For Corona’s ads to work, understanding little cultural understanding is necessary, but key. The wit of the single word or simple phrase of the tag line isn’t quite as humorous without the knowledge that Corona is typically served with a lime wedge. Without this understanding, the phrases matching up to the picture isn’t catching the attention of the viewer. What makes Corona’s ads so memorable are the connection of the short phrase with the ‘bottle of beer vs. lime’ saga. Corona is counting on the public to know that a Corona is not complete without its lime.

But what is Corona telling us? Not that their beer tastes delicious. They set their bottles of beer up in symbolic situations of today’s society. The tag lines of Corona ads like, “separation anxiety,” and “greedy” shed a humorous light on some of the exaggerated over-used excuses society is trying to comfort its people with. This is partly reinforced with the laid back attitude of the ads. The direct visual appeal of sitting on the beach allows the consumer to make a connection to relaxation.
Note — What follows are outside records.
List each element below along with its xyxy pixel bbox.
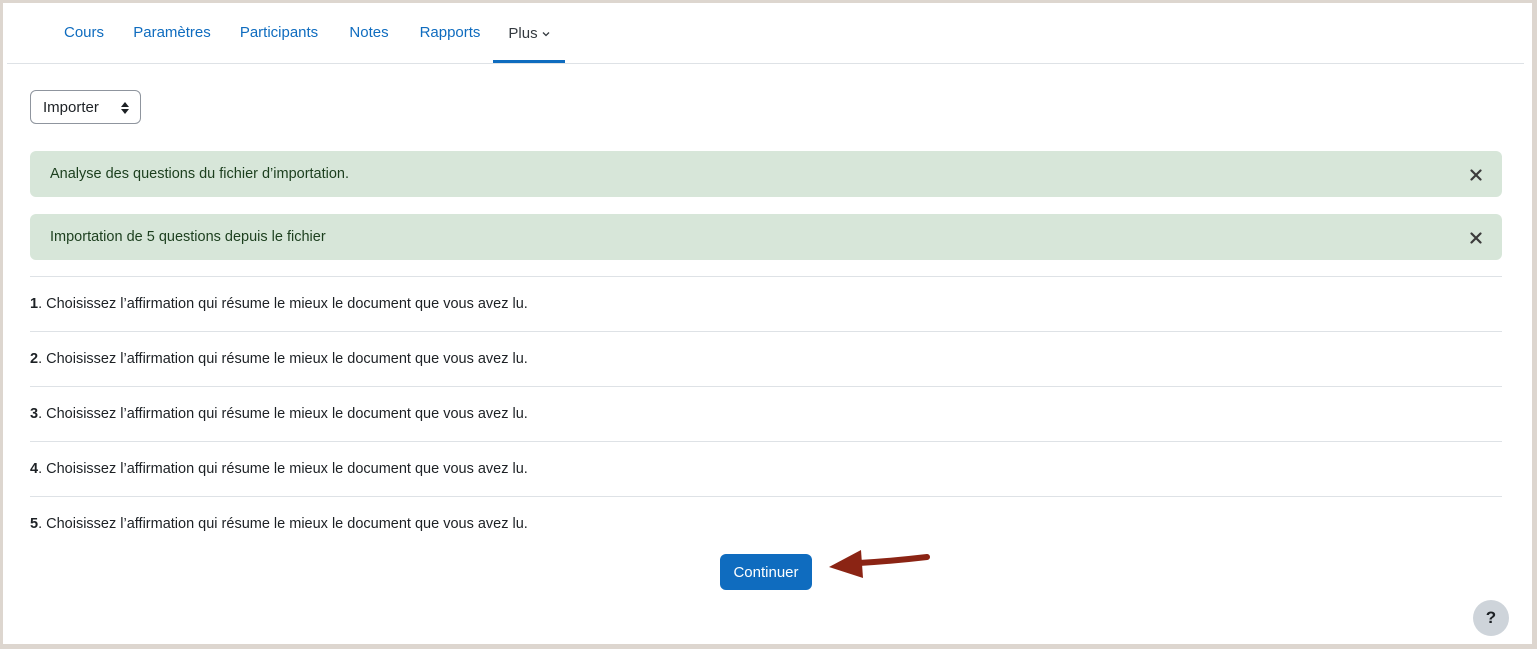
imported-questions-list: 1. Choisissez l’affirmation qui résume l… [30, 276, 1502, 552]
secondary-navigation: Cours Paramètres Participants Notes Rapp… [7, 3, 1524, 64]
alert-success: Analyse des questions du fichier d’impor… [30, 151, 1502, 197]
question-text: . Choisissez l’affirmation qui résume le… [38, 406, 528, 422]
list-item: 1. Choisissez l’affirmation qui résume l… [30, 277, 1502, 332]
question-text: . Choisissez l’affirmation qui résume le… [38, 351, 528, 367]
tab-rapports[interactable]: Rapports [409, 3, 491, 63]
action-select-value: Importer [43, 99, 99, 116]
annotation-arrow-icon [829, 550, 930, 578]
question-number: 1 [30, 296, 39, 312]
tab-participants[interactable]: Participants [231, 3, 327, 63]
action-select[interactable]: Importer [30, 90, 141, 124]
question-number: 2 [30, 351, 39, 367]
question-text: . Choisissez l’affirmation qui résume le… [38, 296, 528, 312]
question-text: . Choisissez l’affirmation qui résume le… [38, 516, 528, 532]
tab-parametres[interactable]: Paramètres [127, 3, 217, 63]
list-item: 4. Choisissez l’affirmation qui résume l… [30, 442, 1502, 497]
close-icon[interactable] [1470, 231, 1482, 244]
question-number: 3 [30, 406, 39, 422]
page-frame: Cours Paramètres Participants Notes Rapp… [3, 3, 1532, 644]
chevron-down-icon [542, 3, 550, 63]
alert-success: Importation de 5 questions depuis le fic… [30, 214, 1502, 260]
tab-plus-label: Plus [508, 25, 538, 42]
list-item: 2. Choisissez l’affirmation qui résume l… [30, 332, 1502, 387]
list-item: 5. Choisissez l’affirmation qui résume l… [30, 497, 1502, 552]
help-button[interactable]: ? [1473, 600, 1509, 636]
question-number: 5 [30, 516, 39, 532]
tab-notes[interactable]: Notes [339, 3, 399, 63]
alert-message: Importation de 5 questions depuis le fic… [50, 229, 326, 245]
tab-cours[interactable]: Cours [49, 3, 119, 63]
tab-plus[interactable]: Plus [493, 3, 565, 63]
sort-updown-icon [121, 101, 129, 119]
question-number: 4 [30, 461, 39, 477]
continue-button[interactable]: Continuer [720, 554, 812, 590]
alert-message: Analyse des questions du fichier d’impor… [50, 166, 350, 182]
question-text: . Choisissez l’affirmation qui résume le… [38, 461, 528, 477]
list-item: 3. Choisissez l’affirmation qui résume l… [30, 387, 1502, 442]
close-icon[interactable] [1470, 168, 1482, 181]
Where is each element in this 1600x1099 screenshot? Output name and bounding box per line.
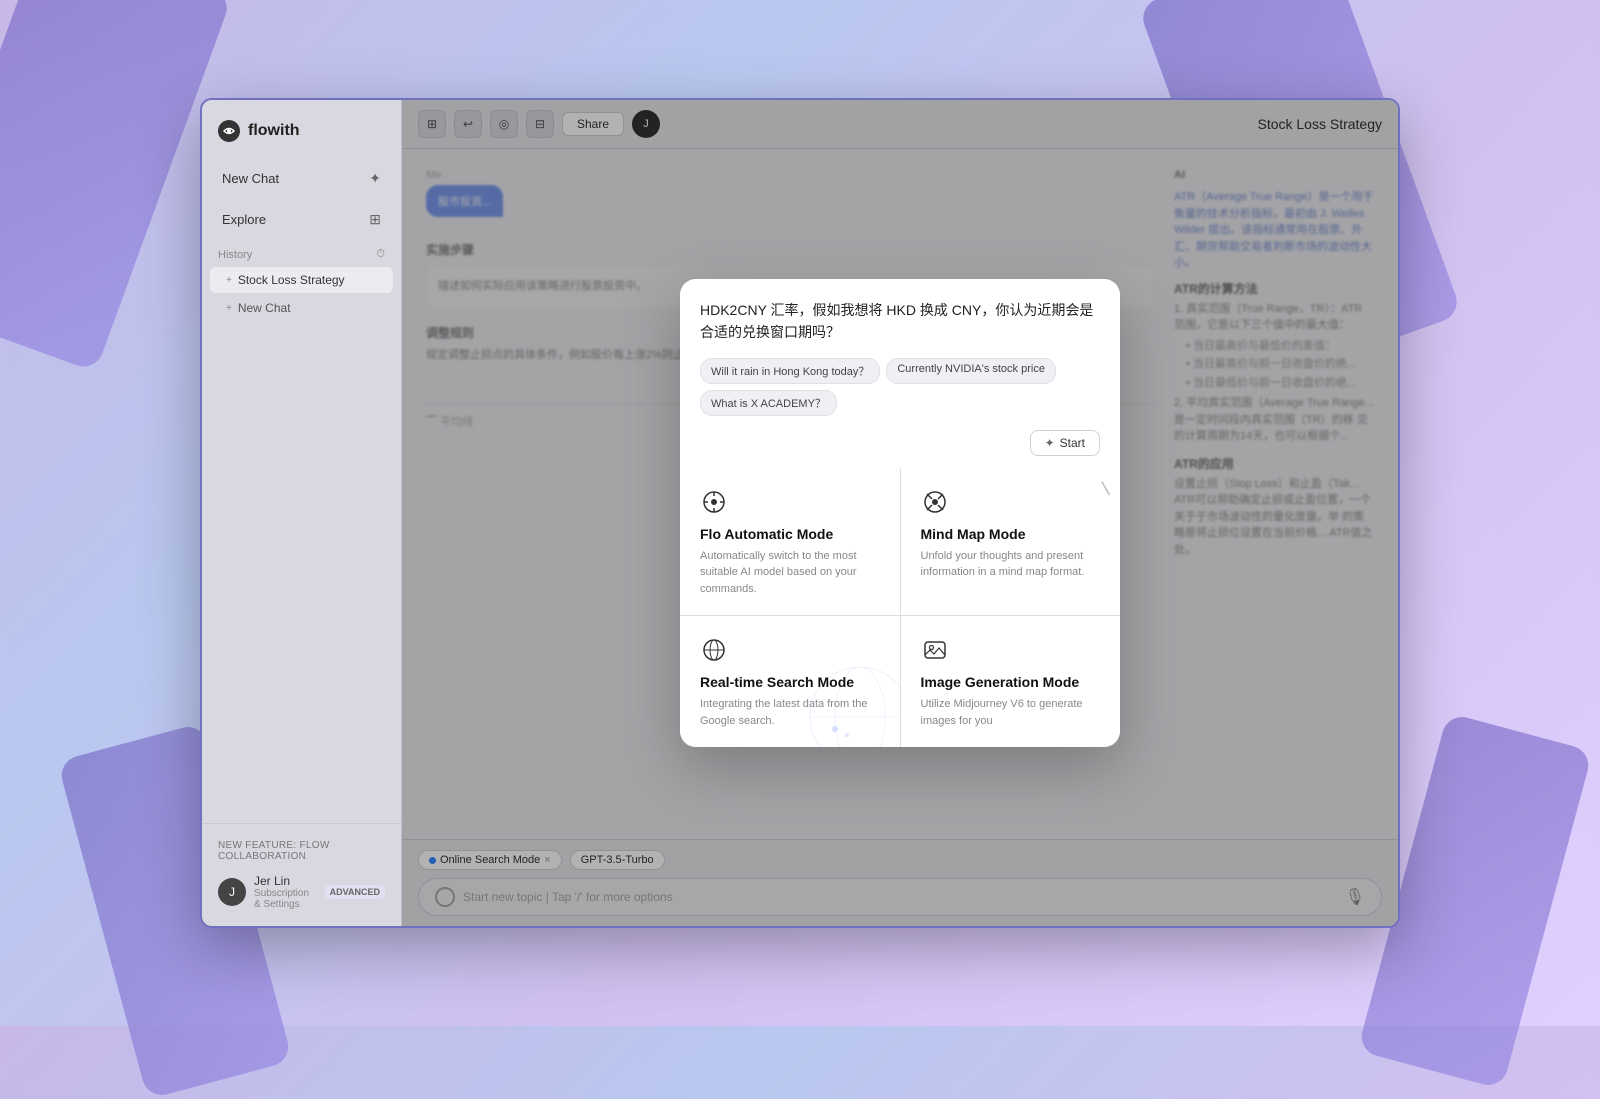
avatar: J: [218, 878, 246, 906]
question-text: HDK2CNY 汇率，假如我想将 HKD 换成 CNY，你认为近期会是合适的兑换…: [700, 299, 1100, 344]
image-gen-desc: Utilize Midjourney V6 to generate images…: [921, 696, 1101, 729]
flo-icon: [700, 488, 728, 516]
flo-automatic-card[interactable]: Flo Automatic Mode Automatically switch …: [680, 468, 900, 616]
main-content: ⊞ ↩ ◎ ⊟ Share J Stock Loss Strategy Me 股…: [402, 100, 1398, 926]
explore-button[interactable]: Explore ⊞: [210, 203, 393, 236]
logo-text: flowith: [248, 122, 300, 140]
sidebar: flowith New Chat ✦ Explore ⊞ History ⏱ +…: [202, 100, 402, 926]
mindmap-icon: [921, 488, 949, 516]
suggestion-tags: Will it rain in Hong Kong today？ Current…: [700, 358, 1100, 416]
explore-icon: ⊞: [369, 211, 381, 228]
app-window: flowith New Chat ✦ Explore ⊞ History ⏱ +…: [200, 98, 1400, 928]
image-gen-title: Image Generation Mode: [921, 674, 1101, 690]
mindmap-desc: Unfold your thoughts and present informa…: [921, 548, 1101, 581]
modal-actions: ✦ Start: [700, 426, 1100, 456]
history-section: + Stock Loss Strategy + New Chat: [202, 265, 401, 823]
realtime-search-card[interactable]: Real-time Search Mode Integrating the la…: [680, 616, 900, 747]
mode-cards: Flo Automatic Mode Automatically switch …: [680, 468, 1120, 748]
new-chat-button[interactable]: New Chat ✦: [210, 162, 393, 195]
slash-decoration: /: [1097, 479, 1117, 499]
flo-title: Flo Automatic Mode: [700, 526, 880, 542]
logo-area: flowith: [202, 100, 401, 158]
history-item-new-chat[interactable]: + New Chat: [210, 295, 393, 321]
history-item-stock[interactable]: + Stock Loss Strategy: [210, 267, 393, 293]
image-gen-icon: [921, 636, 949, 664]
search-icon: [700, 636, 728, 664]
advanced-badge: ADVANCED: [325, 885, 385, 899]
suggestion-3[interactable]: What is X ACADEMY？: [700, 390, 837, 416]
feature-banner: NEW FEATURE: Flow Collaboration: [214, 836, 389, 870]
user-name: Jer Lin: [254, 874, 317, 888]
modal-overlay[interactable]: HDK2CNY 汇率，假如我想将 HKD 换成 CNY，你认为近期会是合适的兑换…: [402, 100, 1398, 926]
sidebar-bottom: NEW FEATURE: Flow Collaboration J Jer Li…: [202, 823, 401, 926]
history-label: History ⏱: [202, 240, 401, 265]
mind-map-card[interactable]: / Mind Map Mode Un: [901, 468, 1121, 616]
suggestion-1[interactable]: Will it rain in Hong Kong today？: [700, 358, 880, 384]
user-row[interactable]: J Jer Lin Subscription & Settings ADVANC…: [214, 870, 389, 914]
logo-icon: [218, 120, 240, 142]
new-chat-icon: ✦: [369, 170, 381, 187]
start-button[interactable]: ✦ Start: [1030, 430, 1100, 456]
user-subtitle: Subscription & Settings: [254, 888, 317, 910]
mindmap-title: Mind Map Mode: [921, 526, 1101, 542]
flo-desc: Automatically switch to the most suitabl…: [700, 548, 880, 598]
suggestion-2[interactable]: Currently NVIDIA's stock price: [886, 358, 1056, 384]
image-generation-card[interactable]: Image Generation Mode Utilize Midjourney…: [901, 616, 1121, 747]
modal-container: HDK2CNY 汇率，假如我想将 HKD 换成 CNY，你认为近期会是合适的兑换…: [680, 279, 1120, 747]
modal-question-area: HDK2CNY 汇率，假如我想将 HKD 换成 CNY，你认为近期会是合适的兑换…: [680, 279, 1120, 468]
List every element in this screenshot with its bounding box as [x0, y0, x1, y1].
Corona is telling us that we deserve things to make life easy. Without them, it is socially and culturally OK to experience separation anxiety from these things. Greed is not a bad thing—not in America. The more, the better.

Beyond just telling you their beer is good, great, or better than anything else out there, Corona succeeds in embedding their ads in our memory. The satirist connections between human need or fulfillment through simple pictures of bottles of their beer’s need for a lime may tap in on something a little more than just our sense of humor.